I haven’t seen Fences performed live nor have I read August Wilson’s script for the play so I can’t compare Denzel Washington’s cinematic production to either of those. I can, however, talk about it purely as a work in the film medium. As far as that goes, it was… good. Certainly not great. Aspects of it were great, sure, and I’ll get to those in a minute. But what the film needed was a dose of editing. The problem is that when you’re deciding to make a film out of a Pulitzer prize winning play, let alone one by August Wilson, nobody in their right mind will want to alter it. I think it makes sense to hold a work in such high regard and not want to change it. But even Shakespeare’s plays are cut up to fit the needs of cinema, so I think some work could have been done to trim down the 139-minute runtime. I mean, if theatre-goers are going to get an intermission when they see the play, don’t you think we need one at the movie too? The seats are just as uncomfortable.

The other trap I think Denzel fell into with this movie is what a lot of films based on plays fall into: too much dialogue. Plays and films are different on a pretty fundamental level. In films, by and large, actions advance plot. In plays, dialogue does that. So when you take the one and put it in the other, something will probably need to change. Fences on the screen is still mostly dialogue. That can work in films but usually something else interesting is happening cinematically. Such as the cinematography in Steve Jobs or Alec Baldwin’s balls scene in Glengarry Glen Ross (which, by the by, was added for the film version and not in the play’s script).

But, I would like to also point out what works really well in the film because it is quite worth seeing for these things. Point one, the acting. It’s based on a play so you better believe the acting better be top-notch to keep the audience engaged. Everyone impresses in the film. Denzel is on-screen the most and it’s always great to see one of the greats just doing what they do best. I was reminded of Dennis Hoffman in the TV movie version of Death of a Salesman.

There’s also Jovan Adepo as his second son, Russell Hornsby as his first, Stephen McKinley Henderson as best friend Bono (not the lead singer of U2), and even little Saniyya Sidney (who will also be in Hidden Figures, out this Friday I think) and they all turn in great performances. Really, though, this is the Viola Davis show. She’s the only female role until pretty late in the film, so she really has to assert herself among all the testosterone flowing, much of which comes from Denzel’s Troy. The trailer picks out some of her most intense moments, but those aren’t even the ones that impressed me the most.

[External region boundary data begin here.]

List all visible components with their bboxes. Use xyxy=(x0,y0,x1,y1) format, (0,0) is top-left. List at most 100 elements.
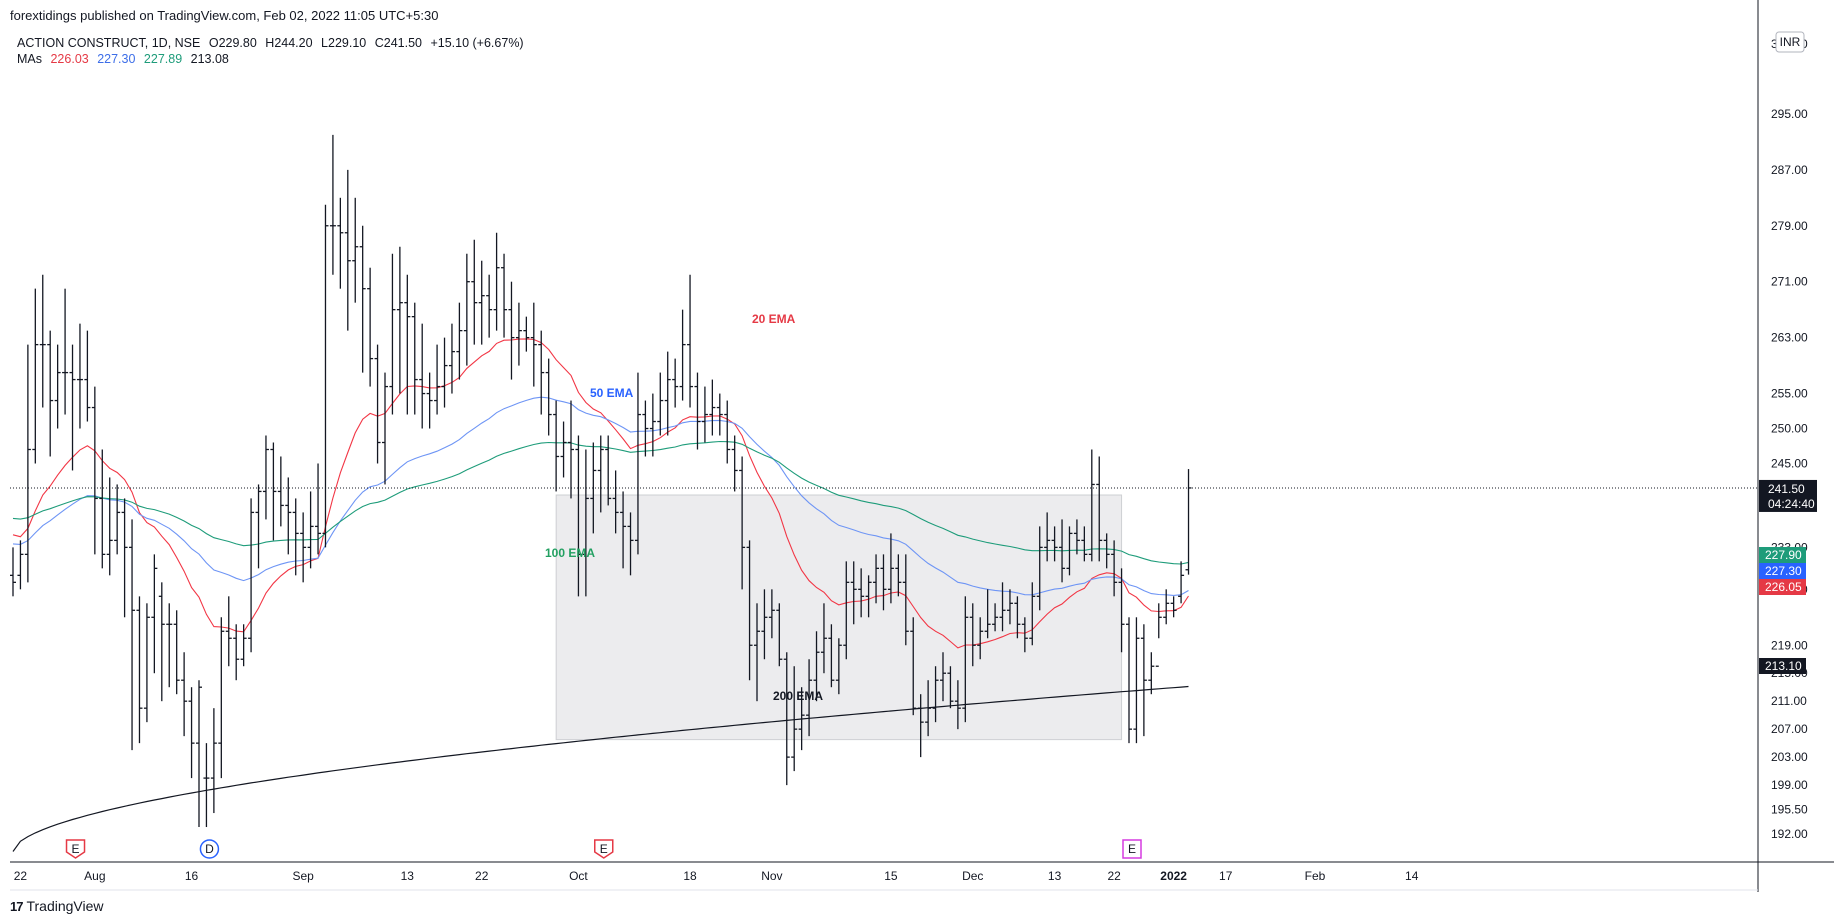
ohlc-bar[interactable] xyxy=(969,603,976,667)
ohlc-bar[interactable] xyxy=(69,344,76,471)
ohlc-bar[interactable] xyxy=(62,288,69,415)
ohlc-bar[interactable] xyxy=(716,393,723,436)
ohlc-bar[interactable] xyxy=(329,134,336,275)
ema-200-label[interactable]: 200 EMA xyxy=(773,689,823,703)
ohlc-bar[interactable] xyxy=(233,624,240,681)
ohlc-bar[interactable] xyxy=(188,687,195,779)
ohlc-bar[interactable] xyxy=(887,533,894,604)
ohlc-bar[interactable] xyxy=(404,274,411,415)
ohlc-bar[interactable] xyxy=(24,344,31,583)
ohlc-bar[interactable] xyxy=(382,372,388,485)
ohlc-bar[interactable] xyxy=(1073,519,1080,555)
ohlc-bar[interactable] xyxy=(739,456,746,590)
ohlc-bar[interactable] xyxy=(664,351,671,436)
ohlc-bar[interactable] xyxy=(746,540,753,681)
ohlc-bar[interactable] xyxy=(1163,589,1170,625)
currency-button-box[interactable] xyxy=(1775,31,1805,53)
ema-200-line[interactable] xyxy=(12,685,1189,852)
ohlc-bar[interactable] xyxy=(873,554,880,604)
ohlc-bar[interactable] xyxy=(657,372,664,436)
earnings-marker[interactable]: E xyxy=(594,839,614,859)
ohlc-bar[interactable] xyxy=(858,568,865,618)
ohlc-bar[interactable] xyxy=(1155,603,1162,667)
ohlc-bar[interactable] xyxy=(337,197,344,289)
ohlc-bar[interactable] xyxy=(240,624,247,667)
ohlc-bar[interactable] xyxy=(932,666,939,723)
tradingview-logo[interactable]: 17 TradingView xyxy=(10,898,104,914)
ohlc-bar[interactable] xyxy=(262,435,269,520)
ohlc-bar[interactable] xyxy=(754,603,760,702)
ohlc-bar[interactable] xyxy=(813,631,820,702)
ohlc-bar[interactable] xyxy=(486,274,493,338)
ohlc-bar[interactable] xyxy=(917,694,924,758)
ohlc-bar[interactable] xyxy=(151,554,158,674)
ohlc-bar[interactable] xyxy=(672,358,679,408)
ohlc-bar[interactable] xyxy=(835,638,842,695)
ohlc-bar[interactable] xyxy=(731,435,738,492)
ohlc-bar[interactable] xyxy=(545,358,552,436)
ohlc-bar[interactable] xyxy=(701,386,708,443)
ohlc-bar[interactable] xyxy=(181,652,188,737)
ema-20-line[interactable] xyxy=(12,338,1189,649)
earnings-marker[interactable]: E xyxy=(1122,839,1142,859)
ohlc-bar[interactable] xyxy=(1140,624,1147,737)
legend-ma-row[interactable]: MAs 226.03 227.30 227.89 213.08 xyxy=(17,51,529,67)
ohlc-bar[interactable] xyxy=(17,540,24,590)
ohlc-bar[interactable] xyxy=(1126,617,1132,744)
ohlc-bar[interactable] xyxy=(538,330,545,415)
currency-button[interactable]: INR xyxy=(1775,31,1805,53)
ohlc-bar[interactable] xyxy=(322,204,329,548)
ohlc-bar[interactable] xyxy=(501,253,508,338)
ohlc-bar[interactable] xyxy=(940,652,946,702)
ohlc-bar[interactable] xyxy=(1170,596,1177,618)
ohlc-bar[interactable] xyxy=(129,519,136,751)
ohlc-bar[interactable] xyxy=(389,253,396,415)
ohlc-bar[interactable] xyxy=(1111,540,1118,597)
ohlc-bar[interactable] xyxy=(158,582,165,702)
ohlc-bar[interactable] xyxy=(352,197,359,303)
ohlc-bar[interactable] xyxy=(947,666,954,709)
ohlc-bar[interactable] xyxy=(463,253,470,366)
ohlc-bar[interactable] xyxy=(10,547,16,597)
ma-price-badge[interactable]: 227.30 xyxy=(1759,563,1806,579)
ohlc-bar[interactable] xyxy=(724,400,731,464)
ohlc-bar[interactable] xyxy=(1014,596,1021,639)
ma-price-badge[interactable]: 226.05 xyxy=(1759,579,1806,595)
ema-20-label[interactable]: 20 EMA xyxy=(752,312,796,326)
ohlc-bar[interactable] xyxy=(575,435,582,597)
ohlc-bar[interactable] xyxy=(828,624,835,688)
ohlc-bar[interactable] xyxy=(218,617,225,779)
ohlc-bar[interactable] xyxy=(508,281,515,380)
ohlc-bar[interactable] xyxy=(411,302,418,415)
ohlc-bar[interactable] xyxy=(99,449,106,569)
ohlc-bar[interactable] xyxy=(597,435,604,513)
ohlc-bar[interactable] xyxy=(471,239,478,345)
ohlc-bar[interactable] xyxy=(248,498,255,653)
ohlc-bar[interactable] xyxy=(106,477,113,576)
ohlc-bar[interactable] xyxy=(1148,652,1155,695)
ohlc-bar[interactable] xyxy=(396,246,403,394)
ohlc-bar[interactable] xyxy=(456,302,463,380)
ohlc-bar[interactable] xyxy=(977,617,984,660)
ohlc-bar[interactable] xyxy=(895,554,902,597)
ohlc-bar[interactable] xyxy=(1118,568,1125,653)
ohlc-bar[interactable] xyxy=(992,603,999,632)
ohlc-bar[interactable] xyxy=(843,561,850,660)
ohlc-bar[interactable] xyxy=(478,260,485,345)
ohlc-bar[interactable] xyxy=(173,610,180,695)
ohlc-bar[interactable] xyxy=(1096,456,1103,562)
ohlc-bar[interactable] xyxy=(54,344,61,429)
ohlc-bar[interactable] xyxy=(292,498,299,576)
ohlc-bar[interactable] xyxy=(1059,519,1066,583)
ohlc-bar[interactable] xyxy=(270,442,277,541)
ohlc-bar[interactable] xyxy=(605,435,612,506)
ohlc-bar[interactable] xyxy=(620,491,627,569)
ohlc-bar[interactable] xyxy=(300,512,307,583)
ohlc-bar[interactable] xyxy=(679,309,686,401)
ohlc-bar[interactable] xyxy=(441,337,448,408)
ohlc-bar[interactable] xyxy=(255,484,262,569)
ohlc-bar[interactable] xyxy=(434,344,441,415)
ohlc-bar[interactable] xyxy=(344,169,351,331)
ma-price-badge[interactable]: 213.10 xyxy=(1759,658,1806,674)
ohlc-bar[interactable] xyxy=(426,372,433,429)
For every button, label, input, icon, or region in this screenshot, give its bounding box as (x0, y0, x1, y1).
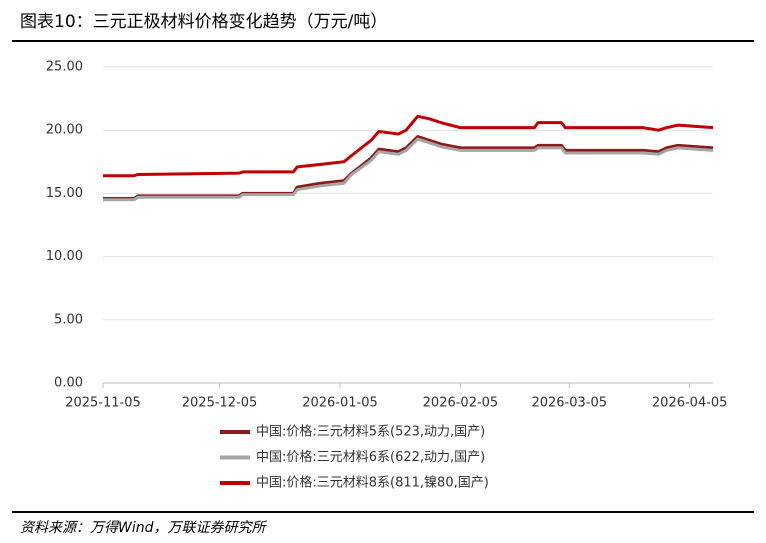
chart-title: 图表10：三元正极材料价格变化趋势（万元/吨） (20, 12, 387, 32)
y-tick-label: 5.00 (54, 312, 83, 327)
y-tick-label: 25.00 (46, 60, 83, 75)
legend-label: 中国:价格:三元材料6系(622,动力,国产) (256, 449, 485, 465)
y-tick-label: 20.00 (46, 123, 83, 138)
series-line (103, 135, 714, 200)
x-tick-label: 2026-04-05 (652, 396, 728, 411)
y-tick-label: 10.00 (46, 249, 83, 264)
y-tick-label: 0.00 (54, 376, 83, 391)
source: 资料来源：万得Wind，万联证券研究所 (20, 520, 267, 536)
y-tick-label: 15.00 (46, 186, 83, 201)
x-tick-label: 2025-12-05 (182, 396, 258, 411)
x-tick-label: 2026-01-05 (302, 396, 378, 411)
x-tick-label: 2026-02-05 (423, 396, 499, 411)
series-line (103, 114, 714, 178)
series-line (103, 137, 714, 202)
legend-label: 中国:价格:三元材料5系(523,动力,国产) (256, 424, 485, 440)
x-tick-label: 2026-03-05 (531, 396, 607, 411)
legend-label: 中国:价格:三元材料8系(811,镍80,国产) (256, 475, 489, 491)
x-tick-label: 2025-11-05 (65, 396, 141, 411)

I really loved the way she called out Troy when he was lying, the way she didn’t take his wrongdoings lying down, and I especially love the moment when she tells Troy “you’re a man without a woman” or something of the same. That was the only time that I didn’t mind how unbelievably talkative the theater crowd was during the screening I was at. Seriously, it was like a commentary track with nothing interesting to say. Which is to say it was like a commentary track. I know Viola Davis will get a lot of awards attention for this one, and it is definitely well-deserved.

All in all I’m glad I saw the film. I won’t be rushing to buy it when it comes out or anything, but it was nice to watch an acting showcase which, realistically, is what Fences is.